Habits form beginning with the very first steps we take. The influences that bombard us from family, to TV/Social Media, and peer pressures are substantial. We have to decide which habits are good, not so good, and pretty great! This is where Tar Wars comes into the picture. All Rush County Elementary Schools are participating in the Tar Wars program. Mrs. Laura Proctor (Registered Nurse, RESE and RESW) brought a no nonsense message to the fifth grade class concerning the use of tobacco products. She shared that approximately 2 percent of elementary students ages 11-12 use tobacco products. This increases to 7% by ages 13-14, and 23% by ages 15-18. Closely associated with these percentages is the fact that school attendance and grades decline as tobacco use increases.
Students learned that cigarettes are made of much more than just tobacco! Most cigarettes contain the addition of arsenic, acetone, carbon monoxide, formaldehyde, lead, methanol, nicotine, and tar. It was cited that there are several short term and long term effects from tobacco use. Some short term effects included addiction, cough, bad breath, erosion of teeth, and associated stains/odor on clothing and household items. Long term effects include difficulty in breathing, cancer, heart disease, blood clots and a shortened life span.

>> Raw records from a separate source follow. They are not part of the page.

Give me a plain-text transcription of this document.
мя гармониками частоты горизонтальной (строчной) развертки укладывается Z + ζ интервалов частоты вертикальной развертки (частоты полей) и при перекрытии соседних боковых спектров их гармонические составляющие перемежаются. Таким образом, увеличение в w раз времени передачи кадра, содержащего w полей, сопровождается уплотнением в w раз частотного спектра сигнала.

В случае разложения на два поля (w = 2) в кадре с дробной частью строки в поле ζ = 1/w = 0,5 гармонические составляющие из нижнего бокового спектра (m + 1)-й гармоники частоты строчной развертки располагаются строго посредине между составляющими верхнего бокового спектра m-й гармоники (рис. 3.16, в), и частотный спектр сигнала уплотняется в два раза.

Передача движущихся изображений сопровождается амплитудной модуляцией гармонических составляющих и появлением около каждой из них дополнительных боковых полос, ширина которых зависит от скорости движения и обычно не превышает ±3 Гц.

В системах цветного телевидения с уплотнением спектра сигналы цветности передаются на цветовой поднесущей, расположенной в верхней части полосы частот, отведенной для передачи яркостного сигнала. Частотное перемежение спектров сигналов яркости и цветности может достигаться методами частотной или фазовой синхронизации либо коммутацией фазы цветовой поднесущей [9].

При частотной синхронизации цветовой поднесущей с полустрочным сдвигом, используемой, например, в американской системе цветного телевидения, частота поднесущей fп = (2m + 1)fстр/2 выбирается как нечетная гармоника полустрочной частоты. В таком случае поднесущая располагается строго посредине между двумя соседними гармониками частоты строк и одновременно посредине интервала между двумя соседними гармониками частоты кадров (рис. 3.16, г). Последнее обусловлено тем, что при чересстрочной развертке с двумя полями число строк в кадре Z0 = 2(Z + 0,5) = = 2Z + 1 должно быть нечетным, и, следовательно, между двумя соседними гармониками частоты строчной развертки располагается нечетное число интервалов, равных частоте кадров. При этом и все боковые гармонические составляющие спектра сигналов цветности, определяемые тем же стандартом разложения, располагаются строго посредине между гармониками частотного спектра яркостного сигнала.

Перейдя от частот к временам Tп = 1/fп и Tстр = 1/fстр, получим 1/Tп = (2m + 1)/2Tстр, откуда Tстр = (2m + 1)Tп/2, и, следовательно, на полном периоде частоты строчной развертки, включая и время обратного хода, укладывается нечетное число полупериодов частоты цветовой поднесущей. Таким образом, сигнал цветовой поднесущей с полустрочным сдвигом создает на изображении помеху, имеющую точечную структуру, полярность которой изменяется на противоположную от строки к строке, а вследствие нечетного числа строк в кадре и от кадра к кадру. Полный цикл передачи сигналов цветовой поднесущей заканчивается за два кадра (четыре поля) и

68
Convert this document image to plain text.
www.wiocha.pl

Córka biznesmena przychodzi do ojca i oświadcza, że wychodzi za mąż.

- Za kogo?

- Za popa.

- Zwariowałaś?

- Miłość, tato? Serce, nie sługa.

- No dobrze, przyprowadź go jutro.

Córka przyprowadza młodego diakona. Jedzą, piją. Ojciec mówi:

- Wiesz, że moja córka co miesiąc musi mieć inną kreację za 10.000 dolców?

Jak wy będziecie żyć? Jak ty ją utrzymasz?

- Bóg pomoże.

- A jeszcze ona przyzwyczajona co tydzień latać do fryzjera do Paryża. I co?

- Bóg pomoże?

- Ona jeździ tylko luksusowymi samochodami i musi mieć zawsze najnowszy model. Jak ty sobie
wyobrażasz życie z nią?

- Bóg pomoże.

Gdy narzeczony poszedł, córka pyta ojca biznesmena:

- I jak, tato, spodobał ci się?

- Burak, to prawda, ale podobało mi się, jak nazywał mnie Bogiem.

Besides the health risks of tobacco use, the financial strain from tobacco use can be equally alarming. Assuming one pack of cigarettes cost $5.00 and you smoke a pack a day, the final cost would be $1,825.00 for one year. If you smoked one pack a day for 50 years, then $91,250 would be the amount needed to fund this habit.
At the end of the day, the decision to or not to smoke is an individual choice and all agreed that saying no can be hard. A new awareness of what happens to your body when you smoke as well as the financial implications is helping make that decision a whole lot clearer.
Marianne Scott is the Legacy Fund director/information officer with Rush County Schools.